Joost de Valk, the founder of Yoast, posted some interesting data on Twitter yesterday around crawlers and how much they consume of their site, how active they are and if there is any return on investment. The big one is that Bing crawled ~84,000 URLs on Yoast.com over the past 30 days and only returned about 3,200 visitors to their site in that time period. And this is with Yoast ranking well in Bing.
Joost said not only that, Bing is consistently crawls more 404s than all the other engines, and seems to keep doing so. "404s are often not cached. This is costing lots and lots of server time, electricity etc," he said.
Bing on the Yoast servers consumed 10 GB of data in that 30 day time period. All for only 3,200 visitors.
Our logs show @bing consistently crawls more 404s than all the other engines, and seems to keep doing so. 404s are often not cached. This is costing lots and lots of server time, electricity etc.
— Joost de Valk (@jdevalk) May 30, 2018
On our servers, it consumed 10 GB of data in those 30 days.

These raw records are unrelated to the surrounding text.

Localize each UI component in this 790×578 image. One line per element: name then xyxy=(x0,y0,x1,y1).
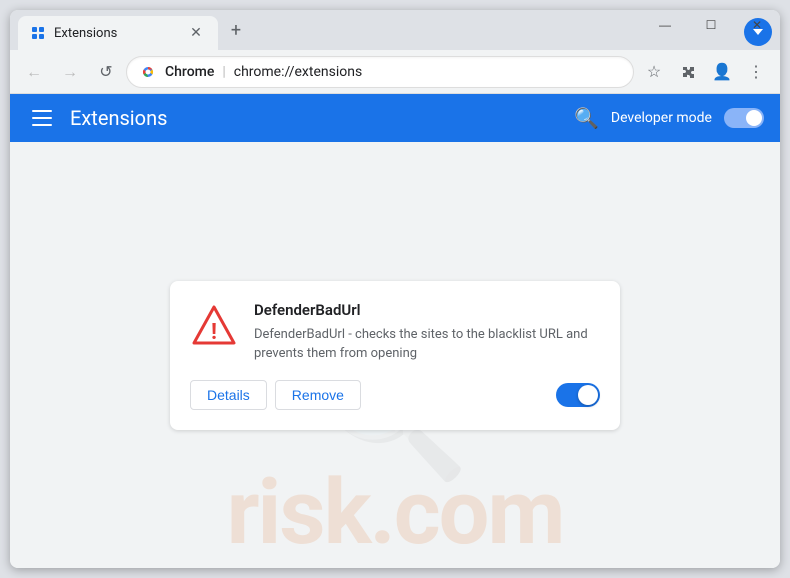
extensions-header-bar: Extensions 🔍 Developer mode xyxy=(10,94,780,142)
hamburger-line xyxy=(32,110,52,112)
remove-button[interactable]: Remove xyxy=(275,380,361,410)
card-header: ! DefenderBadUrl DefenderBadUrl - checks… xyxy=(190,301,600,364)
nav-bar: ← → ↺ Chrome | chrome://extensions xyxy=(10,50,780,94)
site-name: Chrome xyxy=(165,64,214,80)
forward-icon: → xyxy=(62,62,78,82)
warning-triangle-icon: ! xyxy=(190,301,238,349)
details-button[interactable]: Details xyxy=(190,380,267,410)
svg-text:!: ! xyxy=(211,320,217,345)
refresh-button[interactable]: ↺ xyxy=(90,56,122,88)
title-bar: Extensions ✕ + — ☐ ✕ xyxy=(10,10,780,50)
card-footer: Details Remove xyxy=(190,380,600,410)
maximize-button[interactable]: ☐ xyxy=(688,10,734,40)
bookmark-icon: ☆ xyxy=(647,62,661,81)
extension-description: DefenderBadUrl - checks the sites to the… xyxy=(254,325,600,364)
menu-button[interactable]: ⋮ xyxy=(740,56,772,88)
watermark-text: risk.com xyxy=(227,468,564,558)
profile-button[interactable]: 👤 xyxy=(706,56,738,88)
back-icon: ← xyxy=(26,62,42,82)
hamburger-menu-button[interactable] xyxy=(26,102,58,134)
url-divider: | xyxy=(222,64,225,80)
menu-dots-icon: ⋮ xyxy=(748,62,764,81)
extension-info: DefenderBadUrl DefenderBadUrl - checks t… xyxy=(254,301,600,364)
main-content: 🔍 risk.com ! DefenderBadUrl DefenderBadU… xyxy=(10,142,780,568)
tab-close-button[interactable]: ✕ xyxy=(186,23,206,43)
new-tab-button[interactable]: + xyxy=(222,16,250,44)
profile-icon: 👤 xyxy=(712,62,732,81)
bookmark-button[interactable]: ☆ xyxy=(638,56,670,88)
tab-title-text: Extensions xyxy=(54,26,178,41)
extension-card: ! DefenderBadUrl DefenderBadUrl - checks… xyxy=(170,281,620,430)
chrome-icon xyxy=(139,63,157,81)
nav-right-buttons: ☆ 👤 ⋮ xyxy=(638,56,772,88)
extensions-puzzle-icon xyxy=(679,63,697,81)
close-button[interactable]: ✕ xyxy=(734,10,780,40)
forward-button[interactable]: → xyxy=(54,56,86,88)
extensions-button[interactable] xyxy=(672,56,704,88)
url-text: chrome://extensions xyxy=(234,64,621,80)
back-button[interactable]: ← xyxy=(18,56,50,88)
browser-window: Extensions ✕ + — ☐ ✕ ← → ↺ xyxy=(10,10,780,568)
tab-extension-icon xyxy=(30,25,46,41)
hamburger-line xyxy=(32,124,52,126)
extensions-toolbar-right: 🔍 Developer mode xyxy=(574,106,764,130)
address-bar[interactable]: Chrome | chrome://extensions xyxy=(126,56,634,88)
window-controls: — ☐ ✕ xyxy=(642,10,780,40)
developer-mode-label: Developer mode xyxy=(611,110,712,126)
minimize-button[interactable]: — xyxy=(642,10,688,40)
extension-name: DefenderBadUrl xyxy=(254,301,600,319)
extension-toggle[interactable] xyxy=(556,383,600,407)
developer-mode-toggle[interactable] xyxy=(724,108,764,128)
extensions-search-button[interactable]: 🔍 xyxy=(574,106,599,130)
extensions-page-title: Extensions xyxy=(70,106,562,130)
hamburger-line xyxy=(32,117,52,119)
refresh-icon: ↺ xyxy=(99,62,112,81)
active-tab[interactable]: Extensions ✕ xyxy=(18,16,218,50)
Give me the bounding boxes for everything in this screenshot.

Then Joost goes into SEO tools and how much data they consume. Calling out ahrefs as a pretty bad one.
In terms of "getting something back" there's one thing that's worse than search engines with a small market share. It's link research tools.@ahrefs consumed 5GB of data from our servers, hitting approximately 2,000 URLS/day. @moz was way nicer, with only 250MB.
— Joost de Valk (@jdevalk) May 30, 2018
He then goes on to say that Yoast is one web site and not even a big web site. Thus how much are these search engines and SEO tools consuming across all of the web? How much damage are these spiders causing to the world's "green efforts."
Even *if* @Google is making sure all the electricity *they* use is green, they're not buying green electricity for all the sites they hit. Nor are all those other bandwidth consuming bots.